Ericsson continued to sail out of Queenstown on patrol and escorting convoys, many times attacking submarines, standing by damaged ships, and rescuing survivors. After June 1918, she was based at Brest, France; and during that summer, usually sailed about 3 nmi ahead of convoys, towing aloft a kite balloon used for observation. At the close of the war, Ericsson was overhauled at Liverpool, but returned to Brest in time to take part on 13 December in the welcoming honors rendered for President Woodrow Wilson, arriving in France on the transport . On 21 December, Ericsson departed for the United States, arriving at New York on 8 January 1919.

== Postwar ==
In May 1919, Ericsson sailed to the Azores to observe and support the historic first aerial crossing of the Atlantic, made by Navy seaplanes. After exercises along the east coast and in the Caribbean, she entered New York Navy Yard for repairs, and there was placed in reserve, still in commission, on 7 August. She was laid up in reduced commission at Philadelphia and Charleston, South Carolina, in the years that followed, and put to sea only during the summer of 1921, when drills and exercises took her to Newport. She was decommissioned at Philadelphia on 16 June 1922.

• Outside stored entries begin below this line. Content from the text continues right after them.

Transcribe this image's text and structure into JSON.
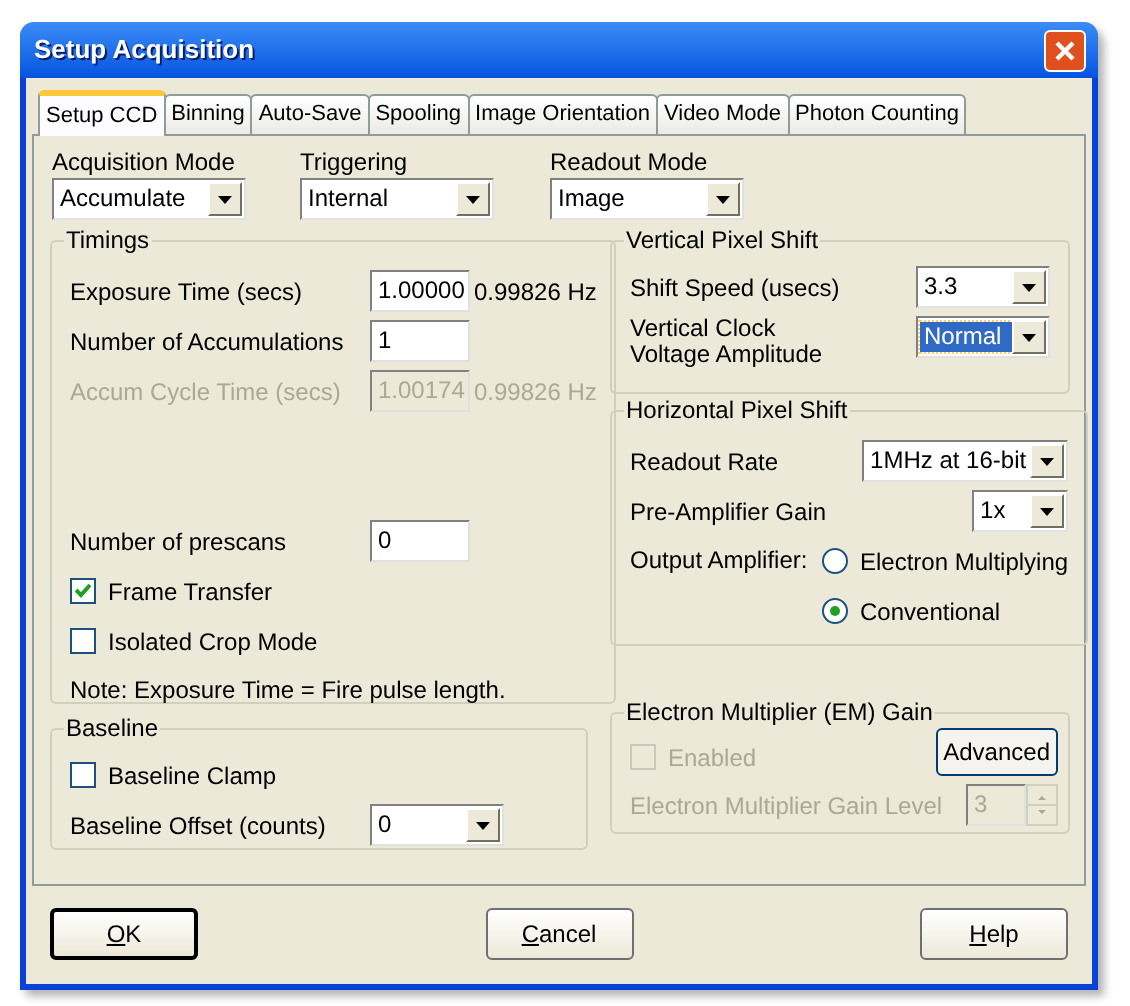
{
  "window": {
    "title": "Setup Acquisition"
  },
  "tabs": [
    {
      "label": "Setup CCD",
      "selected": true
    },
    {
      "label": "Binning",
      "selected": false
    },
    {
      "label": "Auto-Save",
      "selected": false
    },
    {
      "label": "Spooling",
      "selected": false
    },
    {
      "label": "Image Orientation",
      "selected": false
    },
    {
      "label": "Video Mode",
      "selected": false
    },
    {
      "label": "Photon Counting",
      "selected": false
    }
  ],
  "top_fields": [
    {
      "label": "Acquisition Mode",
      "value": "Accumulate"
    },
    {
      "label": "Triggering",
      "value": "Internal"
    },
    {
      "label": "Readout Mode",
      "value": "Image"
    }
  ],
  "timings": {
    "title": "Timings",
    "rows": [
      {
        "label": "Exposure Time (secs)",
        "value": "1.00000",
        "reading": "0.99826 Hz",
        "disabled": false
      },
      {
        "label": "Number of Accumulations",
        "value": "1",
        "disabled": false
      },
      {
        "label": "Accum Cycle Time (secs)",
        "value": "1.00174",
        "reading": "0.99826 Hz",
        "disabled": true
      }
    ],
    "prescans": {
      "label": "Number of prescans",
      "value": "0"
    },
    "checkboxes": [
      {
        "label": "Frame Transfer",
        "checked": true
      },
      {
        "label": "Isolated Crop Mode",
        "checked": false
      }
    ],
    "note": "Note: Exposure Time = Fire pulse length."
  },
  "baseline": {
    "title": "Baseline",
    "clamp": {
      "label": "Baseline Clamp",
      "checked": false
    },
    "offset": {
      "label": "Baseline Offset (counts)",
      "value": "0"
    }
  },
  "vertical_pixel_shift": {
    "title": "Vertical Pixel Shift",
    "shift_speed": {
      "label": "Shift Speed (usecs)",
      "value": "3.3",
      "focused": false
    },
    "clock_voltage": {
      "label": "Vertical Clock\nVoltage Amplitude",
      "value": "Normal",
      "focused": true
    }
  },
  "horizontal_pixel_shift": {
    "title": "Horizontal Pixel Shift",
    "readout_rate": {
      "label": "Readout Rate",
      "value": "1MHz at 16-bit"
    },
    "preamp_gain": {
      "label": "Pre-Amplifier Gain",
      "value": "1x"
    },
    "output_amplifier": {
      "label": "Output Amplifier:",
      "options": [
        {
          "label": "Electron Multiplying",
          "selected": false
        },
        {
          "label": "Conventional",
          "selected": true
        }
      ]
    }
  },
  "em_gain": {
    "title": "Electron Multiplier (EM) Gain",
    "enabled": {
      "label": "Enabled",
      "checked": false,
      "disabled": true
    },
    "advanced_button": "Advanced",
    "gain_level": {
      "label": "Electron Multiplier Gain Level",
      "value": "3",
      "disabled": true
    }
  },
  "buttons": [
    {
      "label": "OK",
      "default": true
    },
    {
      "label": "Cancel",
      "default": false
    },
    {
      "label": "Help",
      "default": false
    }
  ]
}
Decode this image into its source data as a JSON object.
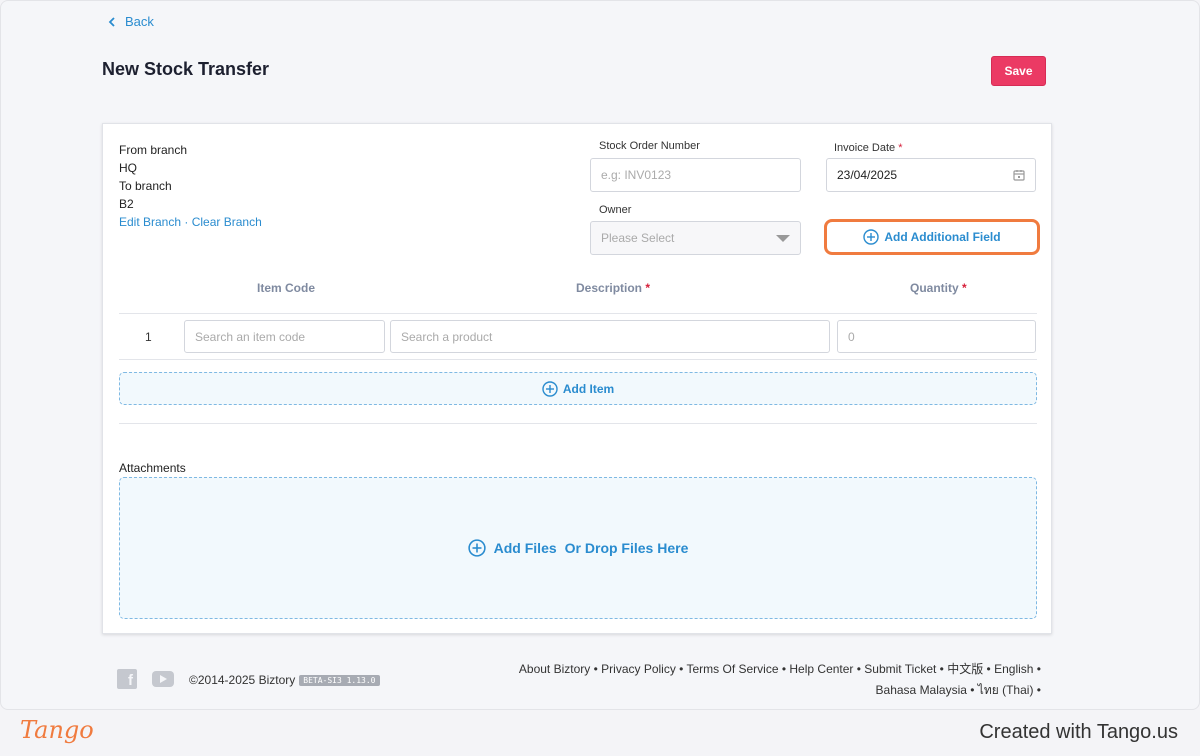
{
  "nav": {
    "back_label": "Back"
  },
  "page": {
    "title": "New Stock Transfer",
    "save_label": "Save"
  },
  "branch": {
    "from_label": "From branch",
    "from_value": "HQ",
    "to_label": "To branch",
    "to_value": "B2",
    "edit_label": "Edit Branch",
    "separator": " · ",
    "clear_label": "Clear Branch"
  },
  "stock_order": {
    "label": "Stock Order Number",
    "placeholder": "e.g: INV0123"
  },
  "invoice_date": {
    "label": "Invoice Date",
    "required": "*",
    "value": "23/04/2025"
  },
  "owner": {
    "label": "Owner",
    "placeholder": "Please Select"
  },
  "add_additional_field_label": "Add Additional Field",
  "items_table": {
    "headers": {
      "item_code": "Item Code",
      "description": "Description",
      "quantity": "Quantity",
      "required": "*"
    },
    "rows": [
      {
        "index": "1",
        "item_code_placeholder": "Search an item code",
        "product_placeholder": "Search a product",
        "quantity_placeholder": "0"
      }
    ],
    "add_item_label": "Add Item"
  },
  "attachments": {
    "label": "Attachments",
    "add_files_label": "Add Files",
    "drop_label": "Or Drop Files Here"
  },
  "footer": {
    "copyright": "©2014-2025 Biztory",
    "version_badge": "BETA-SI3 1.13.0",
    "links_line1": [
      "About Biztory",
      "Privacy Policy",
      "Terms Of Service",
      "Help Center",
      "Submit Ticket",
      "中文版",
      "English"
    ],
    "links_line2": [
      "Bahasa Malaysia",
      "ไทย (Thai)"
    ],
    "bullet": " • "
  },
  "tango": {
    "logo": "Tango",
    "credit": "Created with Tango.us"
  },
  "colors": {
    "accent_blue": "#2a8ccf",
    "save_red": "#eb3a64",
    "highlight_orange": "#f07b3f"
  }
}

== United States Coast Guard career ==
On 17 January 1920, Prohibition was instituted by law in the United States. Soon, the smuggling of alcoholic beverages along the coastlines of the United States became widespread and blatant. The Treasury Department eventually determined that the United States Coast Guard simply did not have the ships to constitute a successful patrol. To cope with the problem, President Calvin Coolidge in 1924 authorized the transfer from the Navy to the Coast Guard of twenty old destroyers that were in reserve and out of commission. Ericsson was activated and acquired by the Coast Guard on 7 June 1924.

Designated CG-5, Ericsson was commissioned on 28 May 1925, and joined the "Rum Patrol" to aid in the attempt to enforce prohibition laws. On 11 April 1926, she captured the rum-runner Atalanta. During her time in the Coast Guard, Ericssons gunners were awarded the USCG Gunnery Trophy for Destroyers for 1925–26 and 1926–27. Ericsson was decommissioned at the Philadelphia Navy Yard on 30 April 1930, and returned to the U.S. Navy on 23 May 1932. She was scrapped and her salvaged material sold on 22 August 1934 in accordance with the London Naval Treaty.